4. Summary and Outlook

The increasing prevalence of antimicrobial drug resistance necessitates the need for novel therapeutic targets and the essentiality and unique domain structure in some pathogens makes aaRSs attractive candidates. The in vitro methods for measuring aaRS activity discussed in this review are far less sensitive compared to the traditional radioactive assays and require higher concentrations of the enzyme and substrates. These methods also produce higher background signals compared to the radioactive assays making estimation of kinetic parameters difficult. Advances in fluorophore chemistry to reduce background and increase sensitivity could make these methods more accurate in the future. While traditional radioactive aminoacylation assays are still necessary for the accurate estimation of aaRS kinetic parameters, the coupled and cell-based assays described in this review are scalable and meet the needs of high-throughput drug screening.

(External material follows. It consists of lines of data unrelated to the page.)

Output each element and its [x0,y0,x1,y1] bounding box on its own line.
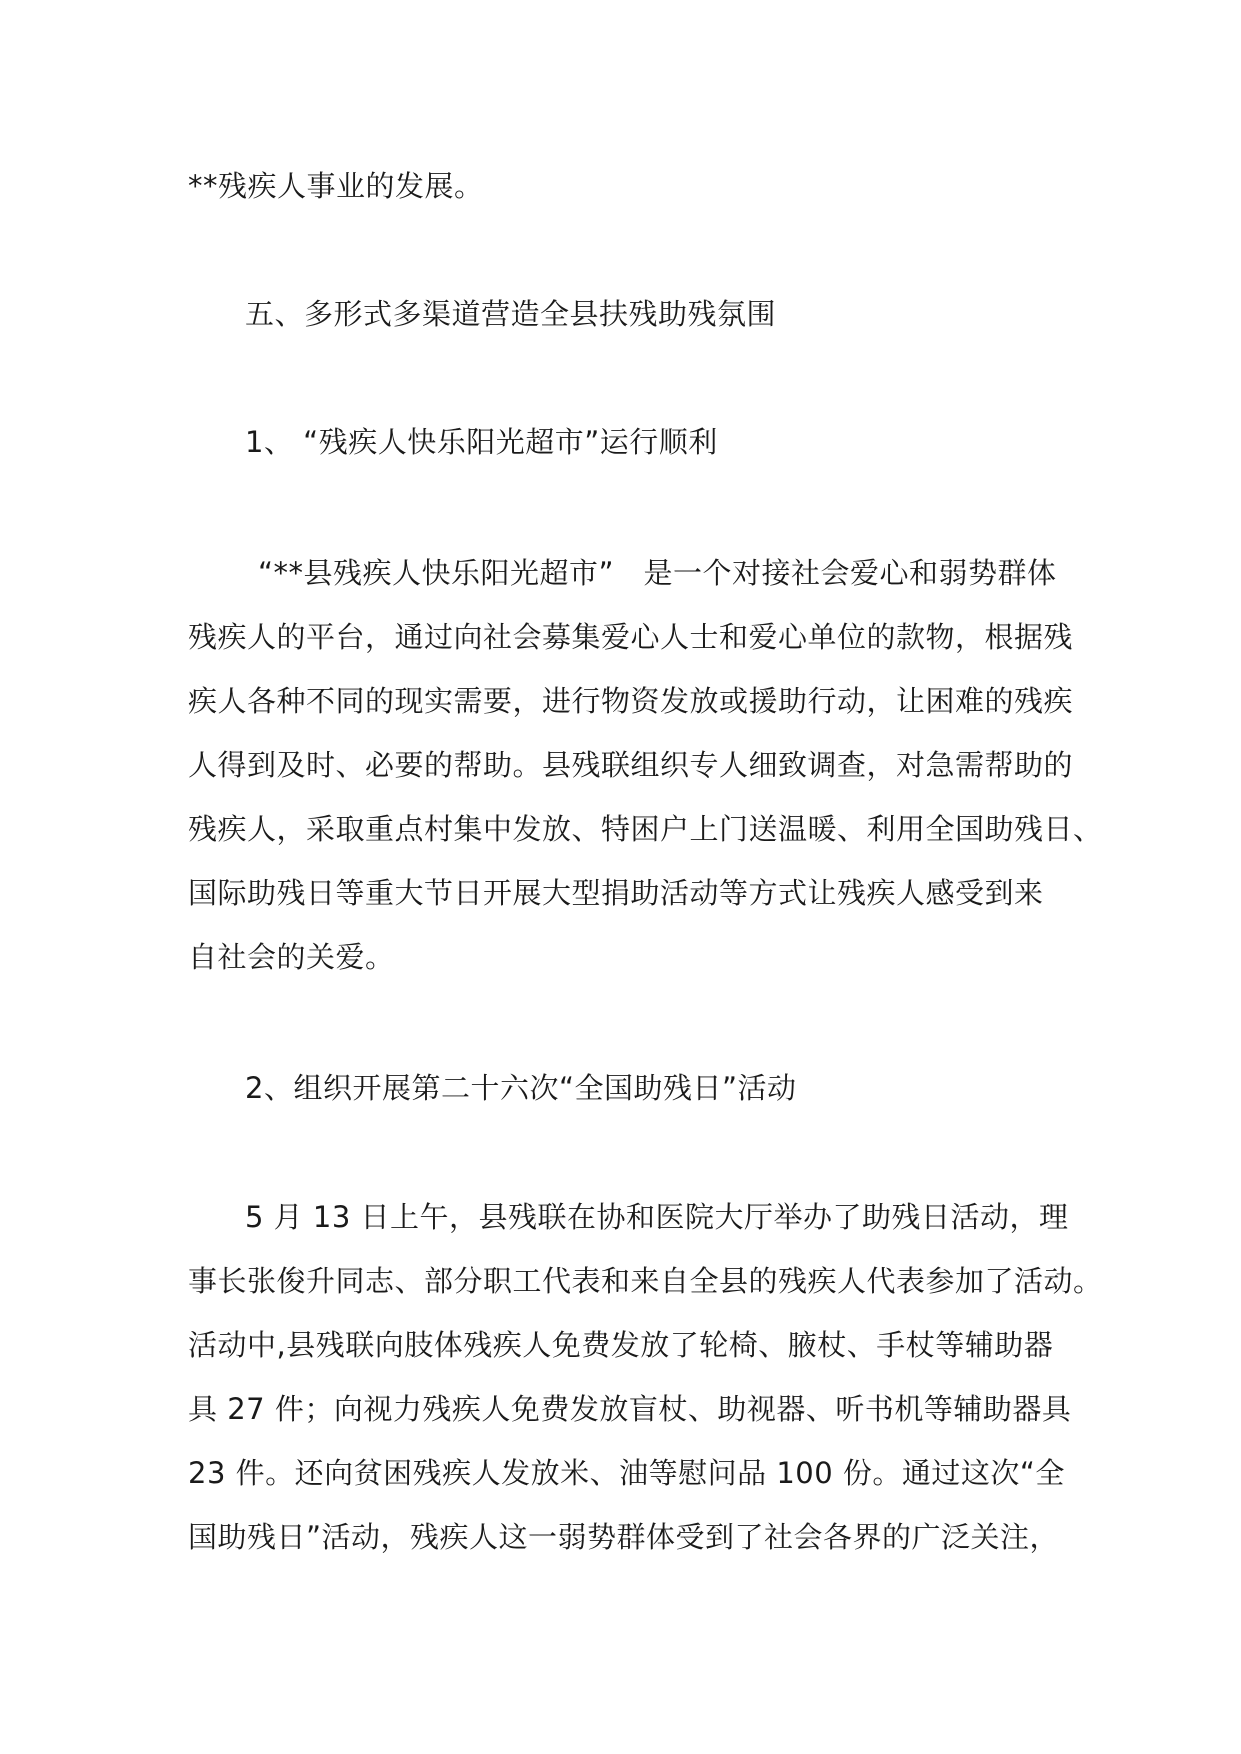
paragraph-line: 5 月 13 日上午，县残联在协和医院大厅举办了助残日活动，理 [245,1200,1069,1234]
paragraph-line: 活动中,县残联向肢体残疾人免费发放了轮椅、腋杖、手杖等辅助器 [188,1328,1054,1362]
paragraph-line: 事长张俊升同志、部分职工代表和来自全县的残疾人代表参加了活动。 [188,1264,1103,1298]
paragraph-line: 23 件。还向贫困残疾人发放米、油等慰问品 100 份。通过这次“全 [188,1456,1065,1490]
paragraph-line: 人得到及时、必要的帮助。县残联组织专人细致调查，对急需帮助的 [188,748,1074,782]
paragraph-line: 自社会的关爱。 [188,940,395,974]
subsection-heading: 1、 “残疾人快乐阳光超市”运行顺利 [245,425,718,459]
paragraph-line: 疾人各种不同的现实需要，进行物资发放或援助行动，让困难的残疾 [188,684,1074,718]
subsection-heading: 2、组织开展第二十六次“全国助残日”活动 [245,1071,797,1105]
text-line: **残疾人事业的发展。 [188,169,484,203]
section-heading: 五、多形式多渠道营造全县扶残助残氛围 [245,297,777,331]
paragraph-line: 国际助残日等重大节日开展大型捐助活动等方式让残疾人感受到来 [188,876,1044,910]
paragraph-line: 残疾人的平台，通过向社会募集爱心人士和爱心单位的款物，根据残 [188,620,1074,654]
paragraph-line: 残疾人，采取重点村集中发放、特困户上门送温暖、利用全国助残日、 [188,812,1103,846]
paragraph-line: 具 27 件；向视力残疾人免费发放盲杖、助视器、听书机等辅助器具 [188,1392,1072,1426]
paragraph-line: 国助残日”活动，残疾人这一弱势群体受到了社会各界的广泛关注， [188,1520,1060,1554]
paragraph-line: “**县残疾人快乐阳光超市” 是一个对接社会爱心和弱势群体 [258,556,1057,590]
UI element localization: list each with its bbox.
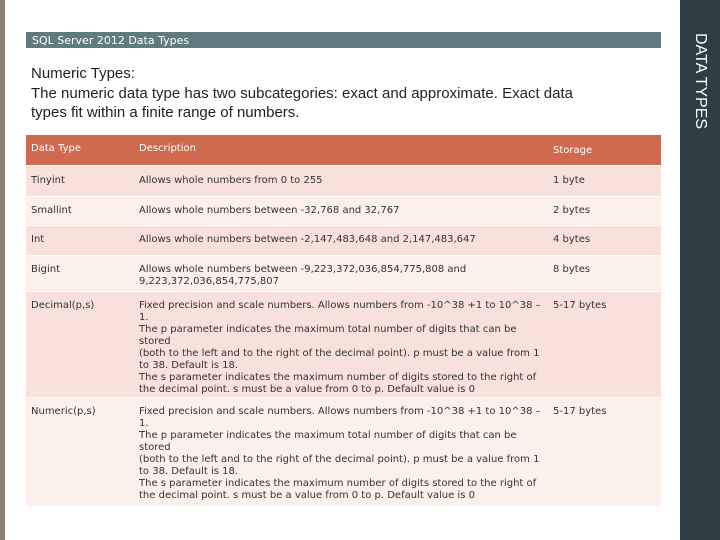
cell-description: Allows whole numbers between -9,223,372,036,854,775,808 and 9,223,372,036,854,775,807: [139, 264, 467, 287]
header-data-type: Data Type: [31, 143, 82, 154]
cell-storage: 2 bytes: [553, 205, 591, 216]
cell-description: Allows whole numbers from 0 to 255: [139, 175, 323, 186]
table-row: [26, 166, 661, 197]
title-bar: [26, 32, 661, 48]
cell-type: Bigint: [31, 264, 61, 275]
table-row: [26, 197, 661, 226]
heading-line-2: The numeric data type has two subcategories: exact and approximate. Exact data: [31, 84, 573, 102]
table-row: [26, 226, 661, 256]
header-storage: Storage: [553, 145, 593, 156]
cell-description: Allows whole numbers between -2,147,483,648 and 2,147,483,647: [139, 234, 476, 245]
cell-storage: 4 bytes: [553, 234, 591, 245]
data-types-table: [26, 134, 661, 507]
cell-storage: 5-17 bytes: [553, 300, 607, 311]
cell-type: Tinyint: [31, 175, 65, 186]
table-header-row: [26, 135, 661, 166]
side-label: DATA TYPES: [692, 33, 709, 130]
cell-description: Fixed precision and scale numbers. Allows numbers from -10^38 +1 to 10^38 –1. The p parameter indicates the maximum total number of digits that can be stored (both to the left and to the right of the decimal point). p must be a value from 1 to 38. Default is 18. The s parameter indicates the maximum number of digits stored to the right of the decimal point. s must be a value from 0 to p. Default value is 0: [139, 406, 541, 501]
heading-line-3: types fit within a finite range of numbers.: [31, 104, 300, 121]
cell-type: Numeric(p,s): [31, 406, 96, 417]
cell-description: Allows whole numbers between -32,768 and 32,767: [139, 205, 400, 216]
table-row: [26, 398, 661, 507]
table-row: [26, 292, 661, 398]
heading-text: [31, 64, 661, 123]
heading-line-1: Numeric Types:: [31, 65, 135, 82]
cell-description: Fixed precision and scale numbers. Allows numbers from -10^38 +1 to 10^38 –1. The p parameter indicates the maximum total number of digits that can be stored (both to the left and to the right of the decimal point). p must be a value from 1 to 38. Default is 18. The s parameter indicates the maximum number of digits stored to the right of the decimal point. s must be a value from 0 to p. Default value is 0: [139, 300, 541, 395]
left-accent-strip: [0, 0, 5, 540]
slide-title: SQL Server 2012 Data Types: [32, 34, 190, 47]
cell-storage: 5-17 bytes: [553, 406, 607, 417]
cell-type: Smallint: [31, 205, 72, 216]
header-description: Description: [139, 143, 196, 154]
table-row: [26, 256, 661, 292]
side-panel: [680, 0, 720, 540]
cell-storage: 1 byte: [553, 175, 585, 186]
cell-type: Int: [31, 234, 45, 245]
cell-storage: 8 bytes: [553, 264, 591, 275]
cell-type: Decimal(p,s): [31, 300, 95, 311]
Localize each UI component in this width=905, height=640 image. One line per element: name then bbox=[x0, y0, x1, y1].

Advances in tRNA sequencing enable analysis of aaRS function in the context of particular disease states, cell types, environmental stresses, and in the presence of a potential drug. tRNA sequencing is a high-throughput method limited primarily by read depth and challenges in accurate alignment. The discovery of more processive reverse transcriptases, like MarathonRT, has allowed more complete cDNA synthesis and better read depth, and improvements in computational algorithms to better align the reads has lead to more accurate identification of tRNAs. Taken together, these methods enable a systems-level analysis of the biological functions and dynamics of aaRS and tRNA populations and may be used as diagnostic tools for human diseases.